First and foremost, we need to distinguish between pain, sadness, and melancholy. This distinction is important because these terms are often used colloquially as synonyms, although they are not synonymous.

“Sadness encompasses many states in which psychological pain is triggered by the importance of a particular situation to the subject.”

Hugo Bleichmar

Do we feel sad or melancholy when we encounter our pain?

Knowing how to deal with our pain is crucial in order to be able to look ahead again.

Sigmund Freud, father of psychoanalysis, pointed out important differences between the concepts. For although they resemble each other, or at least have the same collective imagination, they are different. In his masterpiece, Mourning and Melancholy  , in particular , the scientist tries to elaborate on the points in which the two concepts differ.

Freud stated literally: “Grief is the response to the loss of a loved one or an abstraction that functioned as an ideal, freedom, and so on. Identical influences trigger melancholy instead of sadness in many people. “

In a way, Freud affirmed that grief is an emotion that need not be pathological and that affects the subject who has lost a loved object. However, grief is a feeling that reacts to normal parameters. Melancholy, on the other hand, is more related to something pathological.

Sad woman puts her hand on window pane

Both psychological processes would have similar characteristics, with the exception of one fundamental point. In both states pain is felt, there is no interest in the outside world and one is not open to a new object of love. In melancholy, however, a disturbance of the feeling of pain occurs, which affects one’s own ego, which does not happen in healthy grief and impairs one’s own integrity.

Facing our pain enables us to get to know each other holistically

Emotional life is directly related to the human psyche. It thus has a direct or indirect effect on physical or biological well-being. As a rule, today’s society, and the individual in particular, underestimates the importance of emotions.

As soon as a person shows a symptom, such as insomnia or depression, they want the symptom to go away as if by magic, and to do this they resort to a drug that is supposed to make their life easier. However, it is very difficult to make such symptoms disappear permanently if holistic psychoanalytic work is not carried out.

Medicine, more precisely psychiatry, strengthens the behavioral theory of stimulus reactions in order to eliminate all kinds of symptoms. The idea is that with the right medication, every patient can return to their normal everyday life, as the symptom is suppressed or significantly reduced, at least for a while. In many cases, however, medication is just a thick carpet under which the symptom, the manifestation of the disease, is swept, so that the actual cause of the disease remains.

If one day the drug is stopped, the symptom will reappear. And even if people continue to take medication, the disease can find other forms of expression to make itself visible, which is detrimental to a person’s quality of life.

The encounter with our pain helps us to get to know ourselves.

Woman with closed eyes

A symptom is always an informational element. This element indicates that something is happening in the subject’s soul life that is not so good.
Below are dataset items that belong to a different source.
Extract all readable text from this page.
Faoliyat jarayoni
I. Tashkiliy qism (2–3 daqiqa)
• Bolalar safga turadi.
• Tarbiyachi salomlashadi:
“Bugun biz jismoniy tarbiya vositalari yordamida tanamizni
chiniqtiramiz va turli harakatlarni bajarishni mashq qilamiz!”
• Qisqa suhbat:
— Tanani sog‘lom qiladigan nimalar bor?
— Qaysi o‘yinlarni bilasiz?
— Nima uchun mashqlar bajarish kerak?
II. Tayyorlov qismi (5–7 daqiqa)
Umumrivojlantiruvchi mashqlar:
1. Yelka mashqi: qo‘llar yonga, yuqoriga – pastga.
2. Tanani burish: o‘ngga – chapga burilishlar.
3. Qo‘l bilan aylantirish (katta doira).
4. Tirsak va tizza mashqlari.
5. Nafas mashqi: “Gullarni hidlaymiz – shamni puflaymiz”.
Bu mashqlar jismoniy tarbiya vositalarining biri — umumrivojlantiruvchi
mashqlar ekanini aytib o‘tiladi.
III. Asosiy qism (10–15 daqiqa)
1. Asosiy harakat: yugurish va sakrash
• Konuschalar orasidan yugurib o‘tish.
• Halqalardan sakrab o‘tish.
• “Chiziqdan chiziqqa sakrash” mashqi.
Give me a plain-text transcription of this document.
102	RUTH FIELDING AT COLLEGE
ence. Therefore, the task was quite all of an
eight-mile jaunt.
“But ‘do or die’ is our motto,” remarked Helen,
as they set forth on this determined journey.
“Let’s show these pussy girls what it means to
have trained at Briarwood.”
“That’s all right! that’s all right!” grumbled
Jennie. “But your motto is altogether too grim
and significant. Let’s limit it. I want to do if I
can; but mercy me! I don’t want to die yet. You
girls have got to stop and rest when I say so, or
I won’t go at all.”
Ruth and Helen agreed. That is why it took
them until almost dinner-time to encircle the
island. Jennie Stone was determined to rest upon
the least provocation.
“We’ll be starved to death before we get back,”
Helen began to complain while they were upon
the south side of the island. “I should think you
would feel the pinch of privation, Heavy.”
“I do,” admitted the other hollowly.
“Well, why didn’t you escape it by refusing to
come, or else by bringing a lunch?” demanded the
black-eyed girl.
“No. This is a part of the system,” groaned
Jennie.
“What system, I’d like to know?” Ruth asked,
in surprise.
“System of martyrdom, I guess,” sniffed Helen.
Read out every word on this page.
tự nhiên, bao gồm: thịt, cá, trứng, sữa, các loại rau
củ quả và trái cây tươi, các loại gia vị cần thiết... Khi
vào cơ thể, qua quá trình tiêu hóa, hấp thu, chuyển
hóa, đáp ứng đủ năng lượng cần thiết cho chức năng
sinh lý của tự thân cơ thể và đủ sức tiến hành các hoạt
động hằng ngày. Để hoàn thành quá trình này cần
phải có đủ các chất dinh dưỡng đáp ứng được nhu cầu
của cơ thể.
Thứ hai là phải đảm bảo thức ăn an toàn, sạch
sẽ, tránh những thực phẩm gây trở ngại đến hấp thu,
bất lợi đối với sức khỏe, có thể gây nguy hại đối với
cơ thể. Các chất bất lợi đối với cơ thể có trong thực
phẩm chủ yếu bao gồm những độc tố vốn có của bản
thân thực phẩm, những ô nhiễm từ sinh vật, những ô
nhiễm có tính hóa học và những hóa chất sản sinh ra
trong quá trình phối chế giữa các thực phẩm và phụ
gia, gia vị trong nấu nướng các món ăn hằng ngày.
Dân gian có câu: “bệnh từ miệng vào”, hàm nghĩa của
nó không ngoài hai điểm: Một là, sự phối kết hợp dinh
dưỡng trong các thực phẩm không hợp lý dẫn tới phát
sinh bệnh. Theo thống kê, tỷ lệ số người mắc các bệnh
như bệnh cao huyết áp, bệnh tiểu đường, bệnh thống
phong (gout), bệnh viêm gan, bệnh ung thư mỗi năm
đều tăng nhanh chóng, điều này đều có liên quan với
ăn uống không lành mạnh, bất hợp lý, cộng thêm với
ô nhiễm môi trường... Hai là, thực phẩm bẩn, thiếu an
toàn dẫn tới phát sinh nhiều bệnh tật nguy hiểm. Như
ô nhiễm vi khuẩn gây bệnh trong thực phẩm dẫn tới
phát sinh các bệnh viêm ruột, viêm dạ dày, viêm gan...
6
By silencing that voice, we lose information about what is happening. This makes it more difficult to intervene specifically with regard to the disease. This is why proper clinical evaluation is so important before any intervention is initiated.

To this end, psychotherapy offers the opportunity to set new parameters in order to see the world from a different perspective. To discover a new point of view that knows less about the pain and more about satisfaction and gratitude.

We should remember that our suffering is something very subjective, which is why it is only the person himself who can know what is really hurting him. A psychologist will be able to understand from the patient’s history which unsatisfied desires are the source of his or her discomfort.